J'ai vécu dans ce pays quelques années et j'ai très bien connu ce qu'il était. Ils la nomment la « Venezuela Saoudienne » pour le pétrole.

Il y avait deux millions d'enfants qui ne pouvaient pas aller à l'école parce qu'ils n'avaient pas de papiers d'identité. Et puis un gouvernement est arrivé, ce gouvernement diabolique, démoniaque, qui fait des choses élémentaires, comme dire « Les enfants doivent être acceptés à l'école avec ou sans papiers ». Et là, le monde s'est écroulé : c'est une preuve de ce que Chavez est un méchant méchantissime.

Puisqu'il a cette richesse, grâce au fait, qu'à cause de guerre d'Irak, le prix le pétrole est monté très haut, il veut profiter de cela à des fins solidaires.

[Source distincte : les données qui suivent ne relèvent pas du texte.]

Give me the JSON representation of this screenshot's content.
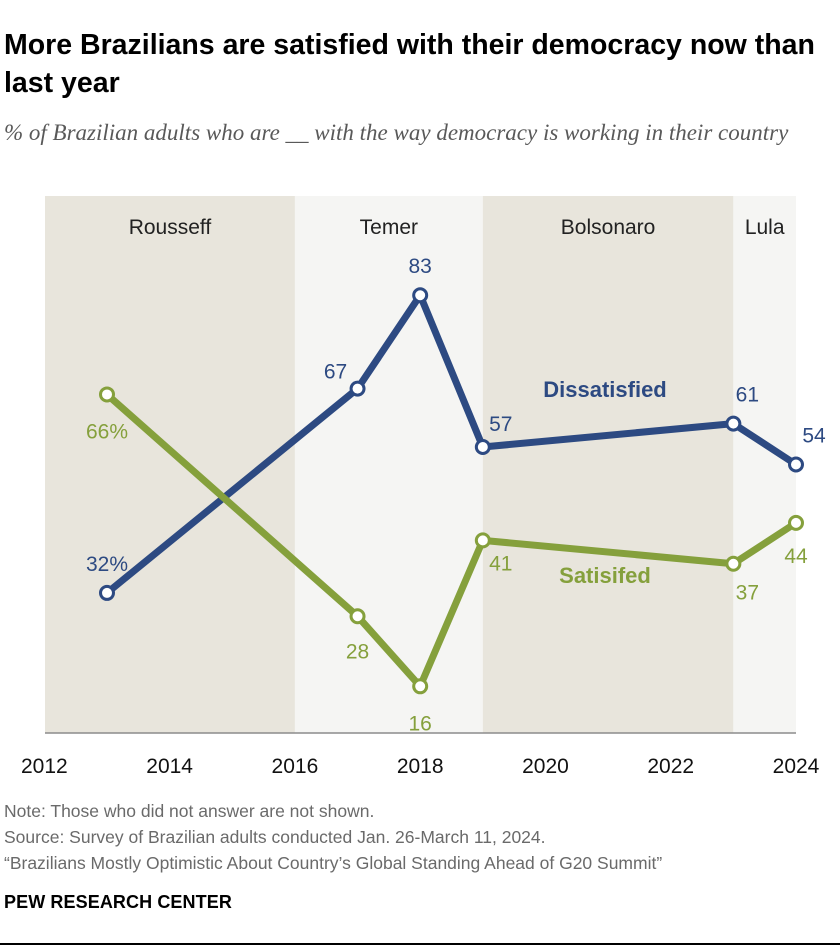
{
  "title": "More Brazilians are satisfied with their democracy now than last year",
  "subtitle": "% of Brazilian adults who are __ with the way democracy is working in their country",
  "notes": [
    "Note: Those who did not answer are not shown.",
    "Source: Survey of Brazilian adults conducted Jan. 26-March 11, 2024.",
    "“Brazilians Mostly Optimistic About Country’s Global Standing Ahead of G20 Summit”"
  ],
  "brand": "PEW RESEARCH CENTER",
  "colors": {
    "dissatisfied": "#2d4a82",
    "satisfied": "#85a03c",
    "band_dark": "#e8e5dc",
    "band_light": "#f5f5f3"
  },
  "chart_data": {
    "type": "line",
    "x_ticks": [
      2012,
      2014,
      2016,
      2018,
      2020,
      2022,
      2024
    ],
    "xlim": [
      2012,
      2024
    ],
    "ylim": [
      8,
      100
    ],
    "grid": false,
    "periods": [
      {
        "label": "Rousseff",
        "start": 2012,
        "end": 2016,
        "shade": "dark"
      },
      {
        "label": "Temer",
        "start": 2016,
        "end": 2019,
        "shade": "light"
      },
      {
        "label": "Bolsonaro",
        "start": 2019,
        "end": 2023,
        "shade": "dark"
      },
      {
        "label": "Lula",
        "start": 2023,
        "end": 2024,
        "shade": "light"
      }
    ],
    "series": [
      {
        "name": "Dissatisfied",
        "color": "#2d4a82",
        "points": [
          {
            "x": 2013,
            "y": 32,
            "label": "32%"
          },
          {
            "x": 2017,
            "y": 67,
            "label": "67"
          },
          {
            "x": 2018,
            "y": 83,
            "label": "83"
          },
          {
            "x": 2019,
            "y": 57,
            "label": "57"
          },
          {
            "x": 2023,
            "y": 61,
            "label": "61"
          },
          {
            "x": 2024,
            "y": 54,
            "label": "54"
          }
        ]
      },
      {
        "name": "Satisifed",
        "color": "#85a03c",
        "points": [
          {
            "x": 2013,
            "y": 66,
            "label": "66%"
          },
          {
            "x": 2017,
            "y": 28,
            "label": "28"
          },
          {
            "x": 2018,
            "y": 16,
            "label": "16"
          },
          {
            "x": 2019,
            "y": 41,
            "label": "41"
          },
          {
            "x": 2023,
            "y": 37,
            "label": "37"
          },
          {
            "x": 2024,
            "y": 44,
            "label": "44"
          }
        ]
      }
    ]
  }
}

Il veut aider les pays sud-américains, principalement Cuba. Cuba envoie des médecins, lui paie en pétrole. Mais ces médecins ont aussi été sources de scandales. On dit que les médecins vénézuéliens étaient furieux par la présence de ces intrus travaillant dans les quartiers pauvres.

A l'époque à laquelle je vivais là-bas comme correspondant de Prensa Latina, je n'ai jamais vu un médecin. Maintenant, oui, il y a des médecins. La présence des médecins cubains est une autre évidence de ce que Chavez est sur la Terre de passage, parce qu'il appartient à l'enfer.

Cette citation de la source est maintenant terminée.